HA Medical Advisory Board Member Receives Grant from NASA
Congratulations to Michael A. Williams, M.D., medical director of The Sandra and Malcolm Berman Brain & Spine Institute (BSI) at LifeBridge Health. Dr. Williams, who is a member of the Hydrocephalus Association’s Medical Advisory Board , and served as the co-chair of our 12th National Conference on Hydrocephalus, recently received a grant of approximately one million dollars from the National Space Biomedical Research Institute (NSBRI) and NASA’s Human Research Program to help investigate questions about astronaut health and performance on future deep-space exploration missions. The press release follows. Please click here to read Dr. Williams biographical sketch.
Sinai Hospital Awarded Grant to Help Investigate Effects of Spaceflight on Astronauts
Baltimore, MD – July 26, 2012 – Sinai Hospital of Baltimore has been awarded one of 29 grants by the National Space Biomedical Research Institute (NSBRI) and NASA’s Human Research Program to help investigate questions about astronaut health and performance on future deep-space exploration missions. The approximately $1 million grant from NSBRI will fund a three-year project, which will be led by Michael A. Williams, M.D., medical director of The Sandra and Malcolm Berman Brain & Spine Institute (BSI) at LifeBridge Health. The project will assess the accuracy of two noninvasive methods of measuring spinal fluid pressure, also known as intracranial pressure (ICP), as compared to measuring ICP via spinal tap. Vision problems experienced by astronauts in long-term spaceflight have been linked to elevated ICP caused by extended exposure to microgravity.
The project will play an important role in the validation of these methods of measuring ICP in a microgravity environment. This is particularly important because invasive procedures such as a spinal tap are not possible in space. Currently, noninvasive measurement methods are not accurate enough to make crucial diagnostic and therapeutic decisions for astronauts in spaceflight.

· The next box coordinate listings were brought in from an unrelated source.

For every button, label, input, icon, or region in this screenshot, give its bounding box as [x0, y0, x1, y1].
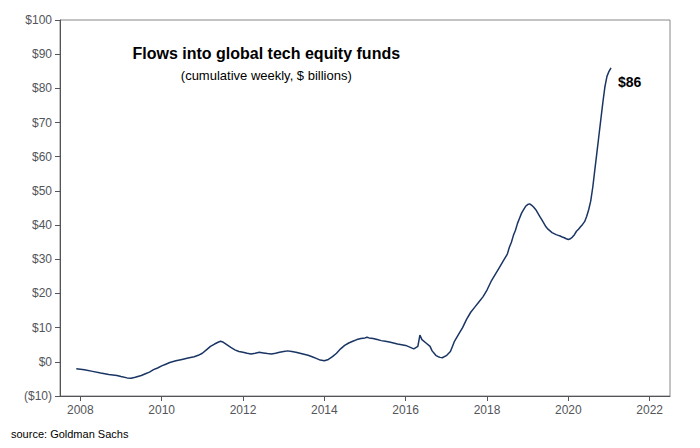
svg-text:$10: $10 [32, 321, 52, 335]
svg-text:2012: 2012 [230, 403, 257, 417]
svg-text:$70: $70 [32, 116, 52, 130]
svg-text:2010: 2010 [148, 403, 175, 417]
svg-text:$86: $86 [618, 74, 642, 90]
svg-text:(cumulative weekly, $ billions: (cumulative weekly, $ billions) [181, 68, 352, 83]
svg-text:$60: $60 [32, 150, 52, 164]
svg-text:2018: 2018 [474, 403, 501, 417]
svg-text:$0: $0 [39, 355, 53, 369]
svg-text:$80: $80 [32, 81, 52, 95]
svg-text:Flows into global tech equity: Flows into global tech equity funds [133, 45, 401, 62]
svg-text:2008: 2008 [67, 403, 94, 417]
svg-text:source: Goldman Sachs: source: Goldman Sachs [11, 428, 129, 440]
svg-text:$30: $30 [32, 252, 52, 266]
svg-text:$20: $20 [32, 286, 52, 300]
svg-text:2020: 2020 [555, 403, 582, 417]
svg-text:$90: $90 [32, 47, 52, 61]
svg-text:2016: 2016 [392, 403, 419, 417]
svg-text:$50: $50 [32, 184, 52, 198]
svg-text:2014: 2014 [311, 403, 338, 417]
svg-text:$100: $100 [25, 13, 52, 27]
svg-text:$40: $40 [32, 218, 52, 232]
svg-text:2022: 2022 [636, 403, 663, 417]
svg-text:($10): ($10) [24, 389, 52, 403]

“We are excited that we have been selected to conduct this research for NSBRI,” said Dr. Williams. “The validation of the accuracy of noninvasive ICP methods is of utmost importance for the health and safety of astronauts in long-duration spaceflight. We hope that our research will lead to the development of spaceflight-worthy, noninvasive ICP measurement devices. In addition, the validation of reliable, portable, noninvasive methods of this measurement would dramatically improve the care for thousands of children, adults and elderly who have chronic disorders of ICP such as hydrocephalus and intracranial hypertension, who currently require a spinal tap or other invasive techniques to assess spinal fluid pressure or who have to have CT scans when abnormal ICP is suspected.”
The research group, which includes U.S. and international collaborators, will gauge the accuracy of two noninvasive methods that estimate ICP through the auditory system: tympanic membrane displacement (TMD) and distortion product otoacoustic emissions (DPOAE). Human patients aged 18 to 65 years who require continuous ICP monitoring will participate in the study.
For more information about NSBRI, NASA’s Human Research Program and the complete list of selected projects, go here.
The BSI is one of the only integrated inpatient and outpatient programs in Maryland dedicated to improving outcomes in patients with diseases of the nervous system and spine.